Well, it didn’t take long for the first interaction of my English Soccer Tour. In fact, it happened in the customs line at Heathrow, before I had officially entered the UK.
The customs guy, about 30, asked why I was coming, and I said, “To watch football games.” He smiled and said, “Don’t you mean ‘soccer’?”
I was waiting for that one: “Actually, now that I’m out of American airspace, I am calling it football — and anyway, you English made up the word ‘soccer’!” Which is true.
He smiled again and asked who I’d be seeing. I told him Arsenal first, and he shook his head; this made me think he might be a Tottenham guy. But no: “Why does everybody want to see Arsenal,” he asked. “They’re hardly even an English team anymore.”
“Well,” I said, “I follow Fulham, and they were just sold to a Pakistani.” I was showing him I know something, you see.

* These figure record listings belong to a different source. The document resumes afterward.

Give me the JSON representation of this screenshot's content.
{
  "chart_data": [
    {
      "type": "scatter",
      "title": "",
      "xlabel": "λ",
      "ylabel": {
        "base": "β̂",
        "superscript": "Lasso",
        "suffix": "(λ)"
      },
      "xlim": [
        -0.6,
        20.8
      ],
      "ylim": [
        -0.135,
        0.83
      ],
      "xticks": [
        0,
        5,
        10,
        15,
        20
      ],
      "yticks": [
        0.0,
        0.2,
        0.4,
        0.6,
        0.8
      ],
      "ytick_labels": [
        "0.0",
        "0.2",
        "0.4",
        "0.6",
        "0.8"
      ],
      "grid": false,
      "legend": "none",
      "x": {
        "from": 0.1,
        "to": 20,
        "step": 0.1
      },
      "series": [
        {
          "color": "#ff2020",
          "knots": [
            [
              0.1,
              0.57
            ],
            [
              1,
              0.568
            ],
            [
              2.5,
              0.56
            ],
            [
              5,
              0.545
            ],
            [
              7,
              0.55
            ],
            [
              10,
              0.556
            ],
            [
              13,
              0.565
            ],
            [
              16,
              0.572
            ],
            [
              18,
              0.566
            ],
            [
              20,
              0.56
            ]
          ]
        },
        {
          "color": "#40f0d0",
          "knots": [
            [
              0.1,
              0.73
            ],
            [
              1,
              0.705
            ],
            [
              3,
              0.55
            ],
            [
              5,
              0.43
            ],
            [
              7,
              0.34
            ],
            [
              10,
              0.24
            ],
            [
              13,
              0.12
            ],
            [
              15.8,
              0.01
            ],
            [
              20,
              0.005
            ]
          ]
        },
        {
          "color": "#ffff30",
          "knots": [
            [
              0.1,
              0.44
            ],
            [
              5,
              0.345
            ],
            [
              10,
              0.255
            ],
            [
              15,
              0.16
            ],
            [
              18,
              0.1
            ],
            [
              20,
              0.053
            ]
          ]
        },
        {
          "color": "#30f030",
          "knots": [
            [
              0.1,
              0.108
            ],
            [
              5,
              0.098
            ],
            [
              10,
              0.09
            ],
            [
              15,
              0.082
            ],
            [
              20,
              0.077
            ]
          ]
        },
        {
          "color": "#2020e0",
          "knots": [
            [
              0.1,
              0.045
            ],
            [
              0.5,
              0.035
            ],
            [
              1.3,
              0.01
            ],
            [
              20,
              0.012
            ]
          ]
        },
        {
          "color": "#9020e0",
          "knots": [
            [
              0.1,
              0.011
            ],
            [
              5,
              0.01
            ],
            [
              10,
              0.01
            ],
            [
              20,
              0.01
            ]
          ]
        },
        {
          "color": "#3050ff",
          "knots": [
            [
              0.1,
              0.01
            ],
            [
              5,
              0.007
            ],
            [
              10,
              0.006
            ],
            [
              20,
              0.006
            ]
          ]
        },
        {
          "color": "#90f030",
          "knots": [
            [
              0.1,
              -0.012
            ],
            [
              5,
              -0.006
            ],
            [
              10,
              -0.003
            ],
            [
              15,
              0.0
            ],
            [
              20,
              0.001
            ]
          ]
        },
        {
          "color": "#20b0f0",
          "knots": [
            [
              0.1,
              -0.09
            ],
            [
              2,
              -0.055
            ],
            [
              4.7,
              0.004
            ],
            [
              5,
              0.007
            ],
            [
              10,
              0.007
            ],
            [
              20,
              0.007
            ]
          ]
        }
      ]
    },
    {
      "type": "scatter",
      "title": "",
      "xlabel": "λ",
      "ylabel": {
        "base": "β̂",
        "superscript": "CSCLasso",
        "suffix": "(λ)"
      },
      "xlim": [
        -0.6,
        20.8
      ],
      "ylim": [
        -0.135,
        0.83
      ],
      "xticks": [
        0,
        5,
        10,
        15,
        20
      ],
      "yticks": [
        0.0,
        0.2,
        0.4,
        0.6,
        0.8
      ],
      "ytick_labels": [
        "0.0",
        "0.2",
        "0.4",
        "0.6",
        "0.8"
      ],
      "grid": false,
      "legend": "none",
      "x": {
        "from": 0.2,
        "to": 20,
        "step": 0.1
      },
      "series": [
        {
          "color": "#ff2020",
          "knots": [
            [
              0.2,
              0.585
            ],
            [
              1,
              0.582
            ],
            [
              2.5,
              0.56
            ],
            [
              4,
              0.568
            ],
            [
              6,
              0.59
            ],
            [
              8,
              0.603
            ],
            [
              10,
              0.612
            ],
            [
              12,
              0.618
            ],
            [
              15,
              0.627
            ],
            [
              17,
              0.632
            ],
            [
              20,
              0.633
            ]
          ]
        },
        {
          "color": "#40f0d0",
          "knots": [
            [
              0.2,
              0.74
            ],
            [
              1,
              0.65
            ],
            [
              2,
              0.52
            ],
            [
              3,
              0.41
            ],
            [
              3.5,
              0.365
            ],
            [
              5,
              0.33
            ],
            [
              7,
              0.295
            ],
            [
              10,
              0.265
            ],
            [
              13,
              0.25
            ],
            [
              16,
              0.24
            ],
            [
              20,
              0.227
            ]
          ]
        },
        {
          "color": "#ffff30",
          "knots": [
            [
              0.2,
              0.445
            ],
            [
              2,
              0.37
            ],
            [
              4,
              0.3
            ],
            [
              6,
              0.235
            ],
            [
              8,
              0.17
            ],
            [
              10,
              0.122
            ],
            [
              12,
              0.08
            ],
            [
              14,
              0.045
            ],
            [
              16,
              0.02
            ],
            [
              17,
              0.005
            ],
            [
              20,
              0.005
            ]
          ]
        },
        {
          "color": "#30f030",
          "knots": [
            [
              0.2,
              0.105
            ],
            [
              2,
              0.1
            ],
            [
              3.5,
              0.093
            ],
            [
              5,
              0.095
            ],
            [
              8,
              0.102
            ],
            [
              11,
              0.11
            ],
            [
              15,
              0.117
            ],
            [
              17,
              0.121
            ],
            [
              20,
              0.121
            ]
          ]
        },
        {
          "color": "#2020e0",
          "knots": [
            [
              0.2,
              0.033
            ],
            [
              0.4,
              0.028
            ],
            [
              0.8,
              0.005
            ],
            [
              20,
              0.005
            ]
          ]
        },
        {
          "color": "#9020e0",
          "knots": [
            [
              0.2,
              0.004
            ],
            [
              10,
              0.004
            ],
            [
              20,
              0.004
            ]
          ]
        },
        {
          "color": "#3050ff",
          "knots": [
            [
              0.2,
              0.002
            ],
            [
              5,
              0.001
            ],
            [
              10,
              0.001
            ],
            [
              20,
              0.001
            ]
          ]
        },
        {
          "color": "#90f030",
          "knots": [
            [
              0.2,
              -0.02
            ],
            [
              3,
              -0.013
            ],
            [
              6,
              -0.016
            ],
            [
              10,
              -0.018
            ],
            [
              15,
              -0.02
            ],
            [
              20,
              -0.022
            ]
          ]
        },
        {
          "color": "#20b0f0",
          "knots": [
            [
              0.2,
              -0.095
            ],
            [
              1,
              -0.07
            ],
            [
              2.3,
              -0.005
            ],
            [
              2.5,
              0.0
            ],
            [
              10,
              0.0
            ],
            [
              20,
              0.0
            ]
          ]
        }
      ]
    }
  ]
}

“Yes, and Fulham have a statue of Michael Jackson at their ground.”
“Had a statue,” I corrected him. “And they used to have about half the US National Team playing for them. That’s why I chose them. Anyway, who’s your team?”
“QPR,” he said. And without missing a beat, I said, “Well, then I can’t talk to you anymore. But I’m afraid Fulham will be playing QPR again next year.” This was a reference to the fact that Fulham were about to be relegated to the Championship.
He leaned back in his chair and said, “That’s a safe bet — and it’s nice to see Americans come through who actually follow the game.” He stamped my passport, handed it back and said with a smile, “Enjoy your stay — and worst of luck to your Cottagers!”
“And worst of luck to your Rangers!”
In that moment, my English soccer tour was on.
Now, if you’re reading this and wondering what it’s all about*, that’s why I’m writing this book! (Well, and I get to see a shit-ton of English soccer games) As the Premier League gets more and more popular in the US, I think more and more Americans (like me) will want to come over and see games. And they’ll want to know more than how to get tickets and what the hell offsides is about. They’ll want to know about the clubs, their history, their stadiums, their fans and songs and the pubs they go to before the games.
I am going to immerse myself into English soccer culture, attend a game at every Premier League ground, visit all the other league clubs around London, and produce the ultimate Americans’ guide to English soccer. Hell yes I am!
And now you’ve found my blog. Welcome!
*Quick summary: Fulham (who play in Craven Cottage and are called the Cottagers) and Queens Park Rangers are blood enemies; their stadiums are 3.1 miles apart in West London! At the time Fulham was in the Premier League and QPR a league below in The Championship. But Fulham was doing terribly and looked in trouble to get relegated for next year — in which case their ancient rivalry with the boys from Loftus Road will be back, twice a year. All of us in white hope that doesn’t happen! (UPDATE from 2017: It did.)